MELISSUS of Samos, a philosopher commonly classed with the Eleatic school, flourished from about 440 b.c. He was prominent in the politics of his native state, and is said to have commanded in a sea-fight with the Athenians during the Samian revolt. Though locally separate from the school of Elea, he seems to have adopted its philosophy as a weapon of offence against the Ionic physiologists. This philosophy, in the dialectic of Zeno, takes the form of a merely negative logic. In the same form, but with far less fullness, it is presented by Melissus. Motion, according to him, is impossible, because there is no vacuum; change, because Being cannot pass into non-being. If Being is immovable, it is indivisible; if indivisible, it has no parts; if no parts, no body. The reports of the senses are untrue, for if true, they must correspond to Being; now Being is unchangeable, while our sensations vary from moment to moment. Of any positive doctrines of Melissus we find no trace. The abstraction of Being, which had been almost an object of reverence to the earlier Eleatics, and had been identified with thought by Parmenides, had become a mere abstraction to him.—G.

MELITO, Bishop of Sardis, under Marcus Aurelius, lived in the second century.

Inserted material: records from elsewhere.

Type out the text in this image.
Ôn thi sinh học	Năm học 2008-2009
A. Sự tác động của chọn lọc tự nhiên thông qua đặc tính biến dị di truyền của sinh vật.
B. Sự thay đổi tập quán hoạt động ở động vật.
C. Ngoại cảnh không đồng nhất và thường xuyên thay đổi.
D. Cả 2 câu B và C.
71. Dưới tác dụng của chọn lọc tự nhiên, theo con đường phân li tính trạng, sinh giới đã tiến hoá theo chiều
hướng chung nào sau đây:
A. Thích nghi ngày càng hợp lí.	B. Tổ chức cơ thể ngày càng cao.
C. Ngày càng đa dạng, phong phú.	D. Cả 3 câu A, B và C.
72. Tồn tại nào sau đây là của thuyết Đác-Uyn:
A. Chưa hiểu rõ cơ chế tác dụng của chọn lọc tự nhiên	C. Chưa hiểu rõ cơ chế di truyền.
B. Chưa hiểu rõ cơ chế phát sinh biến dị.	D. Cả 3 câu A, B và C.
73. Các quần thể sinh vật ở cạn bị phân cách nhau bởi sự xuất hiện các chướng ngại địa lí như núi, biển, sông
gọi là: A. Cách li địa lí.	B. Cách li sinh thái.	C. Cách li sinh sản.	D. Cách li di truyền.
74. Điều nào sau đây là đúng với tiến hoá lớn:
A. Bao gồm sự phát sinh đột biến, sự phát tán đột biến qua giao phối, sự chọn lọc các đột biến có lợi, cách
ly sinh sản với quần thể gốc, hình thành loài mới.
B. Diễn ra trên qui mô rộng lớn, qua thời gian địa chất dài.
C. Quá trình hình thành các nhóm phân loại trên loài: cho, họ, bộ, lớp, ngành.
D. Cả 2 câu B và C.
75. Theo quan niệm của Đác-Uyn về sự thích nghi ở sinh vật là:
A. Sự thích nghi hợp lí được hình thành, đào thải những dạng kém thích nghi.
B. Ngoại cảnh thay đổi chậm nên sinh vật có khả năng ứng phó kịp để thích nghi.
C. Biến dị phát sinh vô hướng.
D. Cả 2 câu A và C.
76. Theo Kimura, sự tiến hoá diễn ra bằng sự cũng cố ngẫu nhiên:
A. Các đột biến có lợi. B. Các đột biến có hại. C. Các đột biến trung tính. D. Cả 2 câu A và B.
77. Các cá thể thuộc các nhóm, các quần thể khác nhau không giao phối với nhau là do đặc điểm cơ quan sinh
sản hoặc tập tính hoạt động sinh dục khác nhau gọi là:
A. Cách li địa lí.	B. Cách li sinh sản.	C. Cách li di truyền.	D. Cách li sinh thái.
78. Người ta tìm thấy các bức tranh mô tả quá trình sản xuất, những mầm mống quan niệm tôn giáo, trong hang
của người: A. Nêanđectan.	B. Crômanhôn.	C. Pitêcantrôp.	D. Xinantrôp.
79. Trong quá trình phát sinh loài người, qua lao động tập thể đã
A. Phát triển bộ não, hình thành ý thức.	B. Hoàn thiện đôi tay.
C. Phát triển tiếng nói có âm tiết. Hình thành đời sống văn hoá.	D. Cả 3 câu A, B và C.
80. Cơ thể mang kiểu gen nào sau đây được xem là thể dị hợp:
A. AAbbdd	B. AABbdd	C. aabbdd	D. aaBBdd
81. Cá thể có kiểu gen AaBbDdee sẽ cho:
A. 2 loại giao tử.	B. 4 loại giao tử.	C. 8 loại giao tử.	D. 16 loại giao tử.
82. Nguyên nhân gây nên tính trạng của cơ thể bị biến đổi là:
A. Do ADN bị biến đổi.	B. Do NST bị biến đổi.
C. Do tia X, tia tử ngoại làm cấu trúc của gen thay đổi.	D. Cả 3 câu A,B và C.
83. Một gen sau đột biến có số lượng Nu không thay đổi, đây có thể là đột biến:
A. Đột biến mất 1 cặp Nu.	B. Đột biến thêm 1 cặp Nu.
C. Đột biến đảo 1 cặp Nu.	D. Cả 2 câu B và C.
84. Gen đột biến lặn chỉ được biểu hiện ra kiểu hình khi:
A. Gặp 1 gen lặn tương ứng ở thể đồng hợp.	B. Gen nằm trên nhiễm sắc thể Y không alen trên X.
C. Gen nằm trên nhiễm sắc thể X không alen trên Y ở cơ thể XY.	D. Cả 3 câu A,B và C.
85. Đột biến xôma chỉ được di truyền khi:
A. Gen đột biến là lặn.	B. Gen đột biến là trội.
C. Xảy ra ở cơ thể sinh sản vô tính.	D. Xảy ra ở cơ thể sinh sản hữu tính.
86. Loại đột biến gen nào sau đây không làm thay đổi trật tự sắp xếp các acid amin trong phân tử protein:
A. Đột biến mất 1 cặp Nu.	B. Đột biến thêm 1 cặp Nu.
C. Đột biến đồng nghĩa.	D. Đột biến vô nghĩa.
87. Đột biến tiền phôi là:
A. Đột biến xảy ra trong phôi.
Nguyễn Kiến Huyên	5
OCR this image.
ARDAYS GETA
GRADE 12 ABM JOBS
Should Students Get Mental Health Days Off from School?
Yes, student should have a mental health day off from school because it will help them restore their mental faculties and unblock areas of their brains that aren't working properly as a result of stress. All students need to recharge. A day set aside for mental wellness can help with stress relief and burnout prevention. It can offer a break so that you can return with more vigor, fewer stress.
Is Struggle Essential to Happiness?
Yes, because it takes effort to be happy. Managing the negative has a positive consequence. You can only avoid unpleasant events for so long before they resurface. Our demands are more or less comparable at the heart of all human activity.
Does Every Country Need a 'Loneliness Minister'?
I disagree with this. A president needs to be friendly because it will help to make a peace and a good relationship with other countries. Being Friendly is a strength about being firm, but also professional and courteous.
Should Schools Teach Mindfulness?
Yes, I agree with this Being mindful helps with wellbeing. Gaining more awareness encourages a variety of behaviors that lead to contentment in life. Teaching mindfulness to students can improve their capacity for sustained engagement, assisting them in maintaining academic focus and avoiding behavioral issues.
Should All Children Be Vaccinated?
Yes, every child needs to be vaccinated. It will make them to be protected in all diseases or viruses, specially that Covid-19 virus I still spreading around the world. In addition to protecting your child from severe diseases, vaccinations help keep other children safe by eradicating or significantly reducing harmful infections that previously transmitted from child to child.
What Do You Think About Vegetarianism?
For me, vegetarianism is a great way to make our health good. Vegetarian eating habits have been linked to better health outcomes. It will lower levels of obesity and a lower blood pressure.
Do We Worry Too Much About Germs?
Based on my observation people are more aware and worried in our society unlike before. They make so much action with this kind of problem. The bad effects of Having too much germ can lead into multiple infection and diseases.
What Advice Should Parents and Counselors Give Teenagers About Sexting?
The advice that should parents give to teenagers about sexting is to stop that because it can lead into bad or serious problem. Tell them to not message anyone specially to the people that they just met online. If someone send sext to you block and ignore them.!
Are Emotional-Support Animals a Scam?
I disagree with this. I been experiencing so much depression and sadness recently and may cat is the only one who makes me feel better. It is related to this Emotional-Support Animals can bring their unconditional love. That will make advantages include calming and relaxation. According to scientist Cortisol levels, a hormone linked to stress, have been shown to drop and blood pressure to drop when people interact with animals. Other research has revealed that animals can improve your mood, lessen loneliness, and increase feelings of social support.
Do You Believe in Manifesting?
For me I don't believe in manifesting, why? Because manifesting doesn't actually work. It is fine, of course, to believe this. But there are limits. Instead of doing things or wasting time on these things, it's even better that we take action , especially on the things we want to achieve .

Nothing is known of his life except that sometime between the years 165 and 175 he presented an "Apology" to the emperor. Polycrates, bishop of Ephesus, in a letter to Victor, bishop of Rome, calls him Eunuchus, only, however, to indicate that he was devoted to a life of celibacy and austerity. Jerome tells us that "Tertullian in one of his books praises Melito's elegant and oratorical genius, and says that he was esteemed a prophet by many of our people." The titles of a considerable number of works by Melito are given by Eusebius and Jerome, but only the smallest fragments are now extant.